Sonos put out an entire press release for the new Sonos Ace headphones, as well as a fancy store page, and neither of them mention AI. They don’t talk about how extra-smart the headphones are because of some AI algorithm or how often they listen to your every conversation to warn you if someone is trying to scam you. They aren’t inflating their audio quality based on some language model and they don’t plan on ruining the entire music industry by using AI to steal from music creators. They are just headphones. They might even be good.
The Sonos Ace come in black or white, feature spatial audio with dynamic head tracking, can handle lossless audio, support Dolby Atmos and Bluetooth 5.4, work with Apple and Android devices, have wear detection, and of course, have what is promised to be really excellent Active Noise Cancellation. They were “responsibly” made with vegan leather and recycled plastics, have a matte finish and mix of shiny metal, and should hug your head with “pillowy soft memory foam.”
When wearing them in your home, you can swap the audio from a compatible Sonos speaker to the headphones to bring in a surround sound experience, wear them for up to 30 hours on a charge, and then rapid charge them in a few minutes. These new headphones from Sonos come in a fancy case, have physical buttons for precise interactions with them, and they also just look like normal, yet high-end headphones. Everything about these looks quite good, as long as you are fine paying $450.
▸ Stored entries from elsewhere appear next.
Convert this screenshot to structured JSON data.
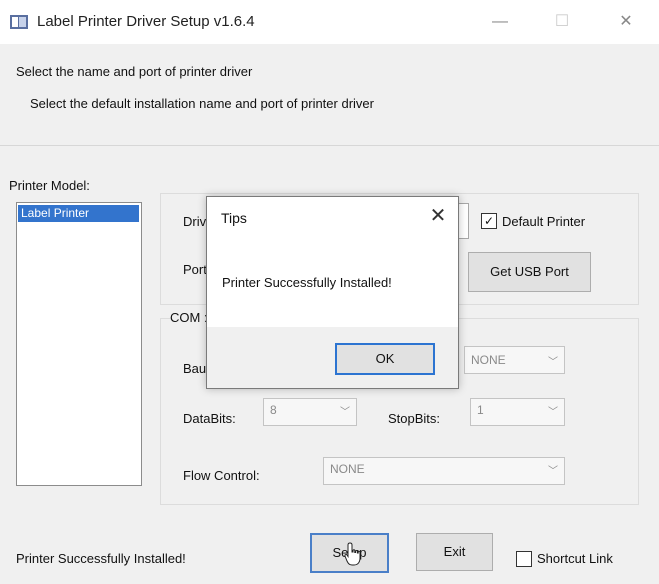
{
  "window": {
    "title": "Label Printer Driver Setup v1.6.4"
  },
  "header": {
    "line1": "Select the name and port of printer driver",
    "line2": "Select the default installation name and port of printer driver"
  },
  "printer_model": {
    "label": "Printer Model:",
    "items": [
      "Label Printer"
    ]
  },
  "driver_group": {
    "driver_label": "Driv",
    "port_label": "Port",
    "default_printer_label": "Default Printer",
    "default_printer_checked": true,
    "get_usb_port_label": "Get USB Port"
  },
  "com_group": {
    "label": "COM :",
    "baud_label": "Bau",
    "parity_value": "NONE",
    "databits_label": "DataBits:",
    "databits_value": "8",
    "stopbits_label": "StopBits:",
    "stopbits_value": "1",
    "flow_label": "Flow Control:",
    "flow_value": "NONE"
  },
  "footer": {
    "status": "Printer Successfully Installed!",
    "setup_label": "Setup",
    "exit_label": "Exit",
    "shortcut_label": "Shortcut Link",
    "shortcut_checked": false
  },
  "dialog": {
    "title": "Tips",
    "message": "Printer Successfully Installed!",
    "ok_label": "OK"
  },
  "colors": {
    "accent": "#3374cd",
    "focus": "#2c74d1"
  },
  "icons": [
    "app-icon",
    "minimize-icon",
    "maximize-icon",
    "close-icon",
    "chevron-down-icon",
    "checkmark-icon",
    "cursor-icon"
  ]
}
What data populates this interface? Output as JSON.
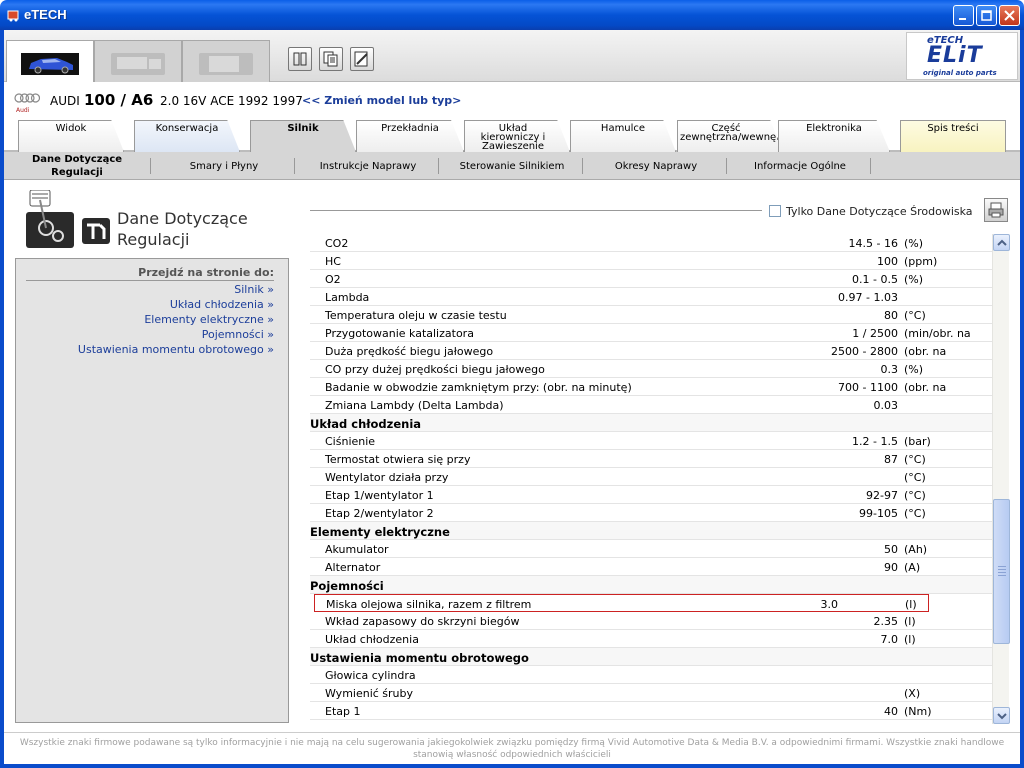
{
  "window": {
    "title": "eTECH",
    "icon": "etech-app-icon",
    "controls": [
      "minimize-icon",
      "maximize-icon",
      "close-icon"
    ]
  },
  "toolbar": {
    "vehicle_tabs": [
      {
        "name": "car",
        "icon": "car-icon",
        "active": true
      },
      {
        "name": "truck",
        "icon": "truck-icon",
        "active": false
      },
      {
        "name": "other",
        "icon": "van-icon",
        "active": false
      }
    ],
    "tools": [
      "tool-book-icon",
      "tool-copy-icon",
      "tool-edit-icon"
    ],
    "logo": {
      "top": "eTECH",
      "main": "ELiT",
      "sub": "original auto parts"
    }
  },
  "model": {
    "brand_logo_text": "Audi",
    "make": "AUDI",
    "name": "100 / A6",
    "spec": "2.0 16V ACE 1992 1997",
    "change_link": "<< Zmień model lub typ>"
  },
  "main_tabs": [
    {
      "label": "Widok",
      "style": "white"
    },
    {
      "label": "Konserwacja",
      "style": "blue"
    },
    {
      "label": "Silnik",
      "style": "active"
    },
    {
      "label": "Przekładnia",
      "style": "white"
    },
    {
      "label": "Układ kierowniczy i Zawieszenie",
      "style": "white"
    },
    {
      "label": "Hamulce",
      "style": "white"
    },
    {
      "label": "Część zewnętrzna/wewnętrzna",
      "style": "white"
    },
    {
      "label": "Elektronika",
      "style": "white"
    },
    {
      "label": "Spis treści",
      "style": "yellow"
    }
  ],
  "sub_nav": [
    {
      "label": "Dane Dotyczące Regulacji",
      "active": true
    },
    {
      "label": "Smary i Płyny",
      "active": false
    },
    {
      "label": "Instrukcje Naprawy",
      "active": false
    },
    {
      "label": "Sterowanie Silnikiem",
      "active": false
    },
    {
      "label": "Okresy Naprawy",
      "active": false
    },
    {
      "label": "Informacje Ogólne",
      "active": false
    }
  ],
  "left": {
    "section_title": "Dane Dotyczące Regulacji",
    "jump_title": "Przejdź na stronie do:",
    "jump_links": [
      "Silnik »",
      "Układ chłodzenia »",
      "Elementy elektryczne »",
      "Pojemności »",
      "Ustawienia momentu obrotowego »"
    ]
  },
  "right": {
    "env_checkbox_label": "Tylko Dane Dotyczące Środowiska",
    "env_checked": false,
    "rows": [
      {
        "type": "item",
        "name": "CO2",
        "value": "14.5 - 16",
        "unit": "(%)"
      },
      {
        "type": "item",
        "name": "HC",
        "value": "100",
        "unit": "(ppm)"
      },
      {
        "type": "item",
        "name": "O2",
        "value": "0.1 - 0.5",
        "unit": "(%)"
      },
      {
        "type": "item",
        "name": "Lambda",
        "value": "0.97 - 1.03",
        "unit": ""
      },
      {
        "type": "item",
        "name": "Temperatura oleju w czasie testu",
        "value": "80",
        "unit": "(°C)"
      },
      {
        "type": "item",
        "name": "Przygotowanie katalizatora",
        "value": "1 / 2500",
        "unit": "(min/obr. na"
      },
      {
        "type": "item",
        "name": "Duża prędkość biegu jałowego",
        "value": "2500 - 2800",
        "unit": "(obr. na"
      },
      {
        "type": "item",
        "name": "CO przy dużej prędkości biegu jałowego",
        "value": "0.3",
        "unit": "(%)"
      },
      {
        "type": "item",
        "name": "Badanie w obwodzie zamkniętym przy: (obr. na minutę)",
        "value": "700 - 1100",
        "unit": "(obr. na"
      },
      {
        "type": "item",
        "name": "Zmiana Lambdy (Delta Lambda)",
        "value": "0.03",
        "unit": ""
      },
      {
        "type": "header",
        "name": "Układ chłodzenia",
        "value": "",
        "unit": ""
      },
      {
        "type": "item",
        "name": "Ciśnienie",
        "value": "1.2 - 1.5",
        "unit": "(bar)"
      },
      {
        "type": "item",
        "name": "Termostat otwiera się przy",
        "value": "87",
        "unit": "(°C)"
      },
      {
        "type": "item",
        "name": "Wentylator działa przy",
        "value": "",
        "unit": "(°C)"
      },
      {
        "type": "item",
        "name": "Etap 1/wentylator 1",
        "value": "92-97",
        "unit": "(°C)"
      },
      {
        "type": "item",
        "name": "Etap 2/wentylator 2",
        "value": "99-105",
        "unit": "(°C)"
      },
      {
        "type": "header",
        "name": "Elementy elektryczne",
        "value": "",
        "unit": ""
      },
      {
        "type": "item",
        "name": "Akumulator",
        "value": "50",
        "unit": "(Ah)"
      },
      {
        "type": "item",
        "name": "Alternator",
        "value": "90",
        "unit": "(A)"
      },
      {
        "type": "header",
        "name": "Pojemności",
        "value": "",
        "unit": ""
      },
      {
        "type": "highlight",
        "name": "Miska olejowa silnika, razem z filtrem",
        "value": "3.0",
        "unit": "(l)"
      },
      {
        "type": "item",
        "name": "Wkład zapasowy do skrzyni biegów",
        "value": "2.35",
        "unit": "(l)"
      },
      {
        "type": "item",
        "name": "Układ chłodzenia",
        "value": "7.0",
        "unit": "(l)"
      },
      {
        "type": "header",
        "name": "Ustawienia momentu obrotowego",
        "value": "",
        "unit": ""
      },
      {
        "type": "item",
        "name": "Głowica cylindra",
        "value": "",
        "unit": ""
      },
      {
        "type": "item",
        "name": "Wymienić śruby",
        "value": "",
        "unit": "(X)"
      },
      {
        "type": "item",
        "name": "Etap 1",
        "value": "40",
        "unit": "(Nm)"
      }
    ]
  },
  "footer": "Wszystkie znaki firmowe podawane są tylko informacyjnie i nie mają na celu sugerowania jakiegokolwiek związku pomiędzy firmą Vivid Automotive Data & Media B.V. a odpowiednimi firmami. Wszystkie znaki handlowe stanowią własność odpowiednich właścicieli",
  "colors": {
    "titlebar": "#0553d6",
    "link": "#1c3e9a",
    "highlight_border": "#cc2222"
  }
}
But again, what grabbed my attention from this whole announcement was the lack of AI. We’ve been so flooded with talk of AI that it has become wildly tiring. I’m so in need of an AI break. That Google I/O keynote from a week ago, that had mostly alarming demos with few positive vibes, was a lot to take in. And now Microsoft is creating AI PCs that will probably disappoint. I’m sure Apple may bring up AI in a couple of weeks at WWDC for the first time. Adobe had a random AI announcement today for Lightroom. AI companies are even in headlines these days for stealing Scarlett Johansson’s voice for their AI assistants.
I know the talk of AI won’t slow any time soon, but at least today I can look at Sonos and thank them for giving us a minor break. It was needed.